Antigen-specific CD4+ T-cell responses are sustained into late convalescence in long COVID-19 patients. (a) OX40+PDL1+ expression on CD4+ T cells following stimulation with S-protein peptide pool from patients with prolonged symptoms (long COVID; red) and recovered COVID-19 samples (dark blue). Samples collected at early convalescent (“EC”), intermediate convalescent (“IC”), or late convalescent (“LC”) timepoints. (b) OX40+PDL1+ expression on CD4+ T cells following stimulation with S-protein peptide pool shown as days post-symptom onset. All data modified from Files et al. **p < 0.01 and *p < 0.05; significance determined by unpaired Wilcoxon tests (a) and by linear mixed effects model (b).
Figure 5.
Figure 5.
Proposed mechanism for how viral reservoirs and dysregulated immune responses contribute to the development of long COVID. Persistent antigen contributes to cell population changes such as a decrease in naïve T and B cells and an increase in effector cells, as well as increased expression of activation and exhaustion markers as the immune system attempts to regulate this chronic activation state.

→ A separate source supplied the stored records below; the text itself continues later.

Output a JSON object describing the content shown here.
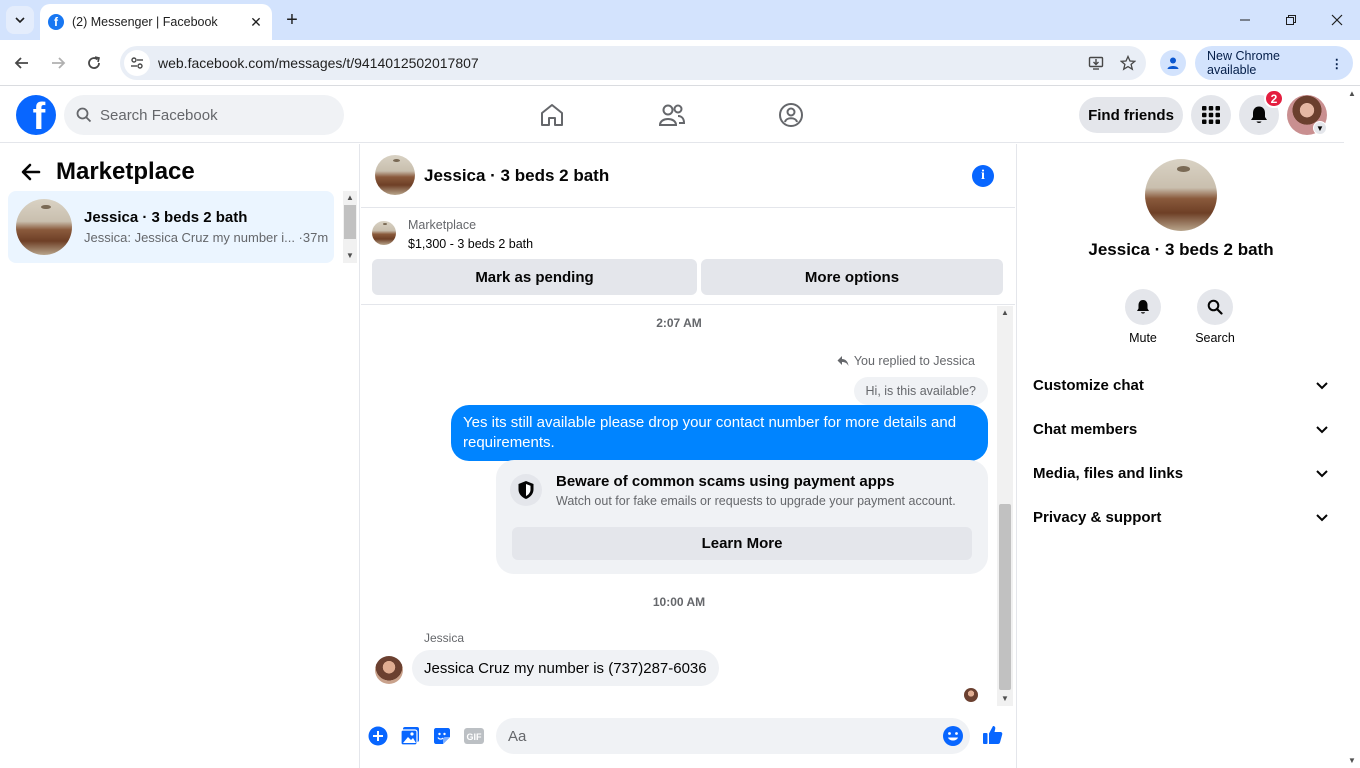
{
  "browser": {
    "tab_title": "(2) Messenger | Facebook",
    "url": "web.facebook.com/messages/t/9414012502017807",
    "update_label": "New Chrome available"
  },
  "fb": {
    "search_placeholder": "Search Facebook",
    "find_friends": "Find friends",
    "notification_count": "2"
  },
  "sidebar": {
    "title": "Marketplace",
    "conversations": [
      {
        "name": "Jessica · 3 beds 2 bath",
        "snippet": "Jessica: Jessica Cruz my number i... ·37m"
      }
    ]
  },
  "chat": {
    "title": "Jessica · 3 beds 2 bath",
    "listing_kind": "Marketplace",
    "listing_price": "$1,300 - 3 beds 2 bath",
    "mark_pending": "Mark as pending",
    "more_options": "More options",
    "time1": "2:07 AM",
    "reply_note": "You replied to Jessica",
    "quoted_text": "Hi, is this available?",
    "outgoing_text": "Yes its still available please drop your contact number for more details and requirements.",
    "scam_title": "Beware of common scams using payment apps",
    "scam_sub": "Watch out for fake emails or requests to upgrade your payment account.",
    "learn_more": "Learn More",
    "time2": "10:00 AM",
    "sender_name": "Jessica",
    "incoming_text": "Jessica Cruz my number is (737)287-6036",
    "composer_placeholder": "Aa"
  },
  "details": {
    "name": "Jessica · 3 beds 2 bath",
    "mute": "Mute",
    "search": "Search",
    "sections": [
      "Customize chat",
      "Chat members",
      "Media, files and links",
      "Privacy & support"
    ]
  },
  "colors": {
    "brand": "#0866ff",
    "outgoing_bubble": "#0084ff",
    "selected_row": "#ebf5ff",
    "badge": "#e41e3f"
  }
}
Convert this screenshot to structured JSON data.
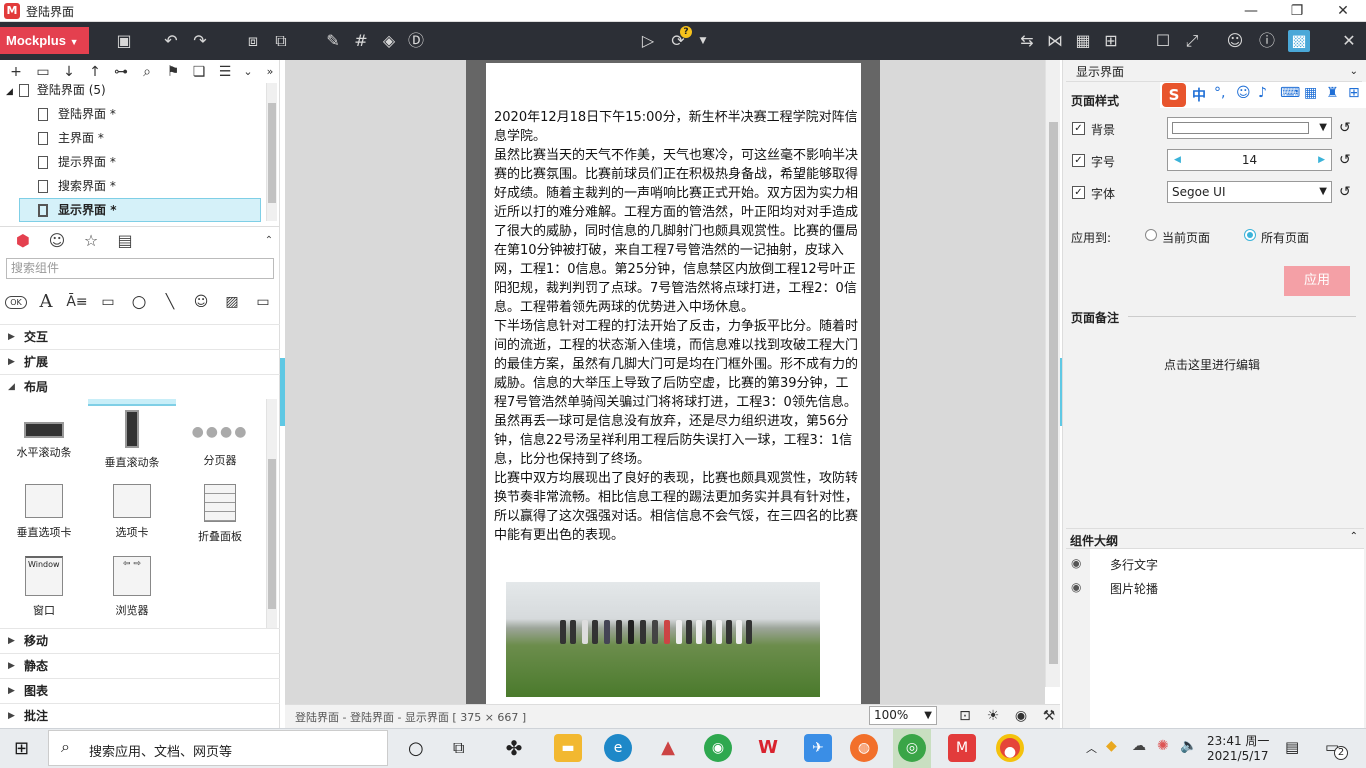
{
  "window": {
    "title": "登陆界面",
    "app_logo_text": "M"
  },
  "toolbar": {
    "brand": "Mockplus",
    "help_badge": "?"
  },
  "project": {
    "root": "登陆界面 (5)",
    "pages": [
      {
        "label": "登陆界面",
        "mark": "*"
      },
      {
        "label": "主界面",
        "mark": "*"
      },
      {
        "label": "提示界面",
        "mark": "*"
      },
      {
        "label": "搜索界面",
        "mark": "*"
      },
      {
        "label": "显示界面",
        "mark": "*"
      }
    ]
  },
  "components": {
    "search_placeholder": "搜索组件",
    "categories_top": [
      "交互",
      "扩展",
      "布局"
    ],
    "layout_widgets": [
      "水平滚动条",
      "垂直滚动条",
      "分页器",
      "垂直选项卡",
      "选项卡",
      "折叠面板",
      "窗口",
      "浏览器"
    ],
    "window_widget_text": "Window",
    "categories_bottom": [
      "移动",
      "静态",
      "图表",
      "批注"
    ],
    "palette_ok": "OK"
  },
  "article": {
    "paragraphs": [
      "2020年12月18日下午15:00分，新生杯半决赛工程学院对阵信息学院。",
      "虽然比赛当天的天气不作美，天气也寒冷，可这丝毫不影响半决赛的比赛氛围。比赛前球员们正在积极热身备战，希望能够取得好成绩。随着主裁判的一声哨响比赛正式开始。双方因为实力相近所以打的难分难解。工程方面的管浩然，叶正阳均对对手造成了很大的威胁，同时信息的几脚射门也颇具观赏性。比赛的僵局在第10分钟被打破，来自工程7号管浩然的一记抽射，皮球入网，工程1：0信息。第25分钟，信息禁区内放倒工程12号叶正阳犯规，裁判判罚了点球。7号管浩然将点球打进，工程2：0信息。工程带着领先两球的优势进入中场休息。",
      "下半场信息针对工程的打法开始了反击，力争扳平比分。随着时间的流逝，工程的状态渐入佳境，而信息难以找到攻破工程大门的最佳方案，虽然有几脚大门可是均在门框外围。形不成有力的威胁。信息的大举压上导致了后防空虚，比赛的第39分钟，工程7号管浩然单骑闯关骗过门将将球打进，工程3：0领先信息。虽然再丢一球可是信息没有放弃，还是尽力组织进攻，第56分钟，信息22号汤呈祥利用工程后防失误打入一球，工程3：1信息，比分也保持到了终场。",
      "比赛中双方均展现出了良好的表现，比赛也颇具观赏性，攻防转换节奏非常流畅。相比信息工程的踢法更加务实并具有针对性，所以赢得了这次强强对话。相信信息不会气馁，在三四名的比赛中能有更出色的表现。"
    ]
  },
  "status": {
    "breadcrumb": "登陆界面 - 登陆界面 - 显示界面 [ 375 × 667 ]",
    "zoom": "100%"
  },
  "right": {
    "panel_title": "显示界面",
    "page_style": "页面样式",
    "bg_label": "背景",
    "font_size_label": "字号",
    "font_size_value": "14",
    "font_label": "字体",
    "font_value": "Segoe UI",
    "apply_to": "应用到:",
    "current_page": "当前页面",
    "all_pages": "所有页面",
    "apply_btn": "应用",
    "notes_title": "页面备注",
    "notes_placeholder": "点击这里进行编辑",
    "outline_title": "组件大纲",
    "outline_items": [
      "多行文字",
      "图片轮播"
    ],
    "ime_zh": "中"
  },
  "taskbar": {
    "search_text": "搜索应用、文档、网页等",
    "time": "23:41 周一",
    "date": "2021/5/17",
    "notif_count": "2"
  },
  "colors": {
    "brand": "#e4404f",
    "toolbar_bg": "#2c2f36",
    "selection": "#d5f1f9",
    "apply_btn": "#f4a0a6"
  }
}
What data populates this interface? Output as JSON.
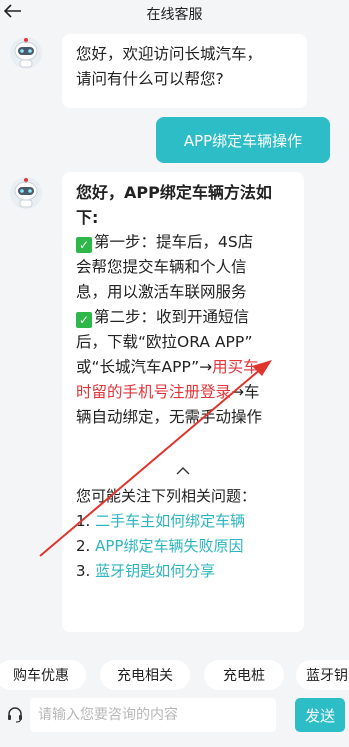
{
  "header": {
    "back_icon": "back-arrow-icon",
    "title": "在线客服"
  },
  "messages": {
    "greeting": {
      "line1": "您好，欢迎访问长城汽车，",
      "line2": "请问有什么可以帮您?"
    },
    "user_query": "APP绑定车辆操作",
    "answer": {
      "head1": "您好，APP绑定车辆方法如",
      "head2": "下:",
      "step1_lines": [
        "第一步：提车后，4S店",
        "会帮您提交车辆和个人信",
        "息，用以激活车联网服务"
      ],
      "step2_l1": "第二步：收到开通短信",
      "step2_l2": "后，下载“欧拉ORA APP”",
      "step2_l3a": "或“长城汽车APP”→",
      "step2_l3b": "用买车",
      "step2_l4a": "时留的手机号注册登录",
      "step2_l4b": "→车",
      "step2_l5": "辆自动绑定，无需手动操作",
      "check_icon": "check-icon",
      "collapse_icon": "chevron-up-icon",
      "related_title": "您可能关注下列相关问题：",
      "related": [
        {
          "num": "1. ",
          "text": "二手车主如何绑定车辆"
        },
        {
          "num": "2. ",
          "text": "APP绑定车辆失败原因"
        },
        {
          "num": "3. ",
          "text": "蓝牙钥匙如何分享"
        }
      ]
    }
  },
  "quick_chips": [
    "购车优惠",
    "充电相关",
    "充电桩",
    "蓝牙钥"
  ],
  "input_bar": {
    "headset_icon": "headset-icon",
    "placeholder": "请输入您要咨询的内容",
    "send_label": "发送"
  },
  "colors": {
    "accent": "#2dbdc6",
    "link": "#2db5c0",
    "highlight": "#e5343a",
    "check": "#2fb84a",
    "annotation_arrow": "#e0342e"
  }
}
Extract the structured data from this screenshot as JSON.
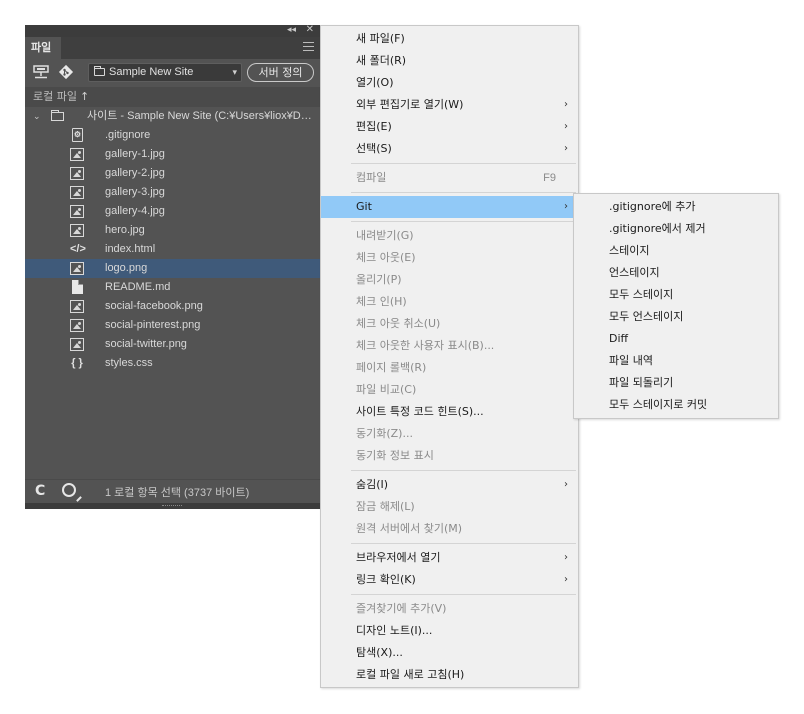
{
  "panel": {
    "tab_label": "파일",
    "site_select_value": "Sample New Site",
    "define_server_label": "서버 정의",
    "local_files_label": "로컬 파일",
    "sort_arrow": "↑",
    "root_label": "사이트 - Sample New Site (C:¥Users¥liox¥Doc...",
    "files": [
      {
        "name": ".gitignore",
        "icon": "gear-doc-icon"
      },
      {
        "name": "gallery-1.jpg",
        "icon": "image-icon"
      },
      {
        "name": "gallery-2.jpg",
        "icon": "image-icon"
      },
      {
        "name": "gallery-3.jpg",
        "icon": "image-icon"
      },
      {
        "name": "gallery-4.jpg",
        "icon": "image-icon"
      },
      {
        "name": "hero.jpg",
        "icon": "image-icon"
      },
      {
        "name": "index.html",
        "icon": "code-icon"
      },
      {
        "name": "logo.png",
        "icon": "image-icon",
        "selected": true
      },
      {
        "name": "README.md",
        "icon": "document-icon"
      },
      {
        "name": "social-facebook.png",
        "icon": "image-icon"
      },
      {
        "name": "social-pinterest.png",
        "icon": "image-icon"
      },
      {
        "name": "social-twitter.png",
        "icon": "image-icon"
      },
      {
        "name": "styles.css",
        "icon": "brace-icon"
      }
    ],
    "status_text": "1 로컬 항목 선택 (3737 바이트)"
  },
  "context_menu": {
    "items": [
      {
        "label": "새 파일(F)",
        "enabled": true
      },
      {
        "label": "새 폴더(R)",
        "enabled": true
      },
      {
        "label": "열기(O)",
        "enabled": true
      },
      {
        "label": "외부 편집기로 열기(W)",
        "enabled": true,
        "submenu": true
      },
      {
        "label": "편집(E)",
        "enabled": true,
        "submenu": true
      },
      {
        "label": "선택(S)",
        "enabled": true,
        "submenu": true
      },
      {
        "separator": true
      },
      {
        "label": "컴파일",
        "enabled": false,
        "shortcut": "F9"
      },
      {
        "separator": true
      },
      {
        "label": "Git",
        "enabled": true,
        "submenu": true,
        "highlighted": true
      },
      {
        "separator": true
      },
      {
        "label": "내려받기(G)",
        "enabled": false
      },
      {
        "label": "체크 아웃(E)",
        "enabled": false
      },
      {
        "label": "올리기(P)",
        "enabled": false
      },
      {
        "label": "체크 인(H)",
        "enabled": false
      },
      {
        "label": "체크 아웃 취소(U)",
        "enabled": false
      },
      {
        "label": "체크 아웃한 사용자 표시(B)...",
        "enabled": false
      },
      {
        "label": "페이지 롤백(R)",
        "enabled": false
      },
      {
        "label": "파일 비교(C)",
        "enabled": false
      },
      {
        "label": "사이트 특정 코드 힌트(S)...",
        "enabled": true
      },
      {
        "label": "동기화(Z)...",
        "enabled": false
      },
      {
        "label": "동기화 정보 표시",
        "enabled": false
      },
      {
        "separator": true
      },
      {
        "label": "숨김(I)",
        "enabled": true,
        "submenu": true
      },
      {
        "label": "잠금 해제(L)",
        "enabled": false
      },
      {
        "label": "원격 서버에서 찾기(M)",
        "enabled": false
      },
      {
        "separator": true
      },
      {
        "label": "브라우저에서 열기",
        "enabled": true,
        "submenu": true
      },
      {
        "label": "링크 확인(K)",
        "enabled": true,
        "submenu": true
      },
      {
        "separator": true
      },
      {
        "label": "즐겨찾기에 추가(V)",
        "enabled": false
      },
      {
        "label": "디자인 노트(I)...",
        "enabled": true
      },
      {
        "label": "탐색(X)...",
        "enabled": true
      },
      {
        "label": "로컬 파일 새로 고침(H)",
        "enabled": true
      }
    ]
  },
  "git_submenu": {
    "items": [
      {
        "label": ".gitignore에 추가"
      },
      {
        "label": ".gitignore에서 제거"
      },
      {
        "label": "스테이지"
      },
      {
        "label": "언스테이지"
      },
      {
        "label": "모두 스테이지"
      },
      {
        "label": "모두 언스테이지"
      },
      {
        "label": "Diff"
      },
      {
        "label": "파일 내역"
      },
      {
        "label": "파일 되돌리기"
      },
      {
        "label": "모두 스테이지로 커밋"
      }
    ]
  },
  "colors": {
    "panel_bg": "#535353",
    "selection": "#3f5a7a",
    "menu_highlight": "#91c9f7",
    "git_red": "#e8e8e8"
  }
}
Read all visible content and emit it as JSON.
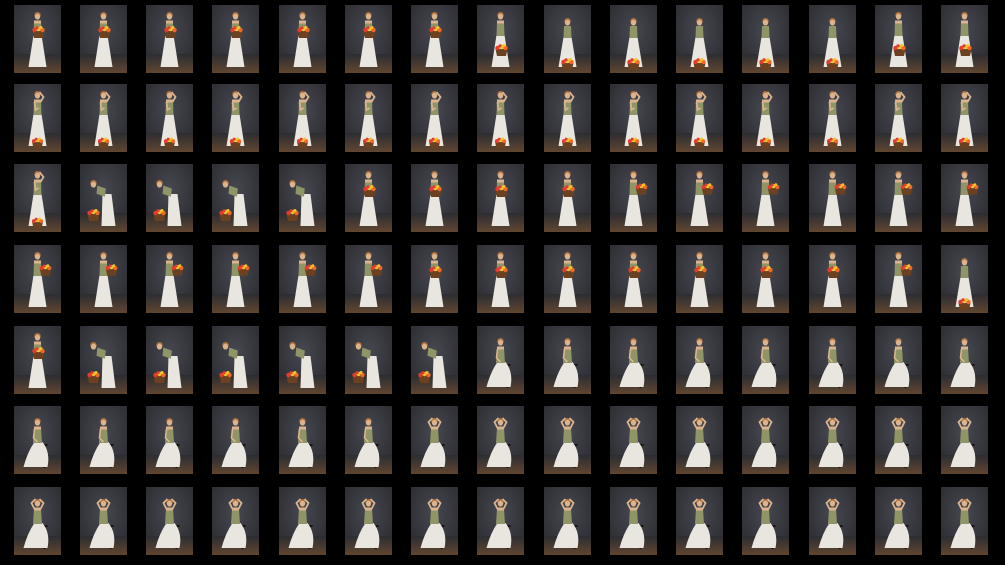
{
  "sheet": {
    "background": "#000000",
    "rows": 7,
    "columns": 15,
    "colors": {
      "backdrop_dark": "#2a2b30",
      "backdrop_light": "#474850",
      "floor_warm": "#6e4c30",
      "skin": "#d9b48f",
      "hair": "#b0703c",
      "dress": "#e9e6df",
      "bodice": "#8f9567",
      "basket": "#6b4121",
      "flowers": [
        "#e23b2f",
        "#f2c32e",
        "#ef6a2a"
      ],
      "stool": "#1a120c"
    }
  },
  "thumbnails": [
    [
      "stand-basket",
      "stand-basket",
      "stand-basket",
      "stand-basket",
      "stand-basket",
      "stand-basket",
      "stand-basket",
      "stand-basket-low",
      "bend-basket",
      "bend-basket",
      "bend-basket",
      "bend-basket",
      "bend-basket",
      "stand-basket-low",
      "stand-basket-low"
    ],
    [
      "stand-arm-up",
      "stand-arm-up",
      "stand-arm-up",
      "stand-arm-up",
      "stand-arm-up",
      "stand-arm-up",
      "stand-arm-up",
      "stand-arm-up",
      "stand-arm-up",
      "stand-arm-up",
      "stand-arm-up",
      "stand-arm-up",
      "stand-arm-up",
      "stand-arm-up",
      "stand-arm-up"
    ],
    [
      "stand-arm-up",
      "bend-deep",
      "bend-deep",
      "bend-deep",
      "bend-deep",
      "stand-basket-front",
      "stand-basket-front",
      "stand-basket-front",
      "stand-basket-front",
      "stand-basket-side",
      "stand-basket-side",
      "stand-basket-side",
      "stand-basket-side",
      "stand-basket-side",
      "stand-basket-side"
    ],
    [
      "stand-basket-side",
      "stand-basket-side",
      "stand-basket-side",
      "stand-basket-side",
      "stand-basket-side",
      "stand-basket-side",
      "stand-basket-front",
      "stand-basket-front",
      "stand-basket-front",
      "stand-basket-front",
      "stand-basket-front",
      "stand-basket-front",
      "stand-basket-front",
      "stand-basket-side",
      "bend-basket"
    ],
    [
      "stand-basket-front",
      "bend-deep",
      "bend-deep",
      "bend-deep",
      "bend-deep",
      "bend-deep",
      "bend-deep",
      "seated-side",
      "seated-side",
      "seated-side",
      "seated-side",
      "seated-side",
      "seated-side",
      "seated-side",
      "seated-side"
    ],
    [
      "seated-front",
      "seated-front",
      "seated-front",
      "seated-front",
      "seated-front",
      "seated-front",
      "seated-arms-up",
      "seated-arms-up",
      "seated-arms-up",
      "seated-arms-up",
      "seated-arms-up",
      "seated-arms-up",
      "seated-arms-up",
      "seated-arms-up",
      "seated-arms-up"
    ],
    [
      "seated-arms-up",
      "seated-arms-up",
      "seated-arms-up",
      "seated-arms-up",
      "seated-arms-up",
      "seated-arms-up",
      "seated-arms-up",
      "seated-arms-up",
      "seated-arms-up",
      "seated-arms-up",
      "seated-arms-up",
      "seated-arms-up",
      "seated-arms-up",
      "seated-arms-up",
      "seated-arms-up"
    ]
  ]
}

We propose that viral reservoirs contribute to this dysregulation and lead to both localized and systemic inflammation depending on where antigen is located. Several groups have demonstrated antigen persistence in a variety of tissues (e.g., brain, lungs, heart, adipose, gastrointestinal tract) in SARS-CoV-2-infected patients both acutely and chronically. In addition, several groups have demonstrated tissue-specific immune responses and inflammation in relation to corresponding organ-specific symptoms. COVID, coronavirus disease; SARS-CoV-2, severe acute respiratory syndrome coronavirus 2.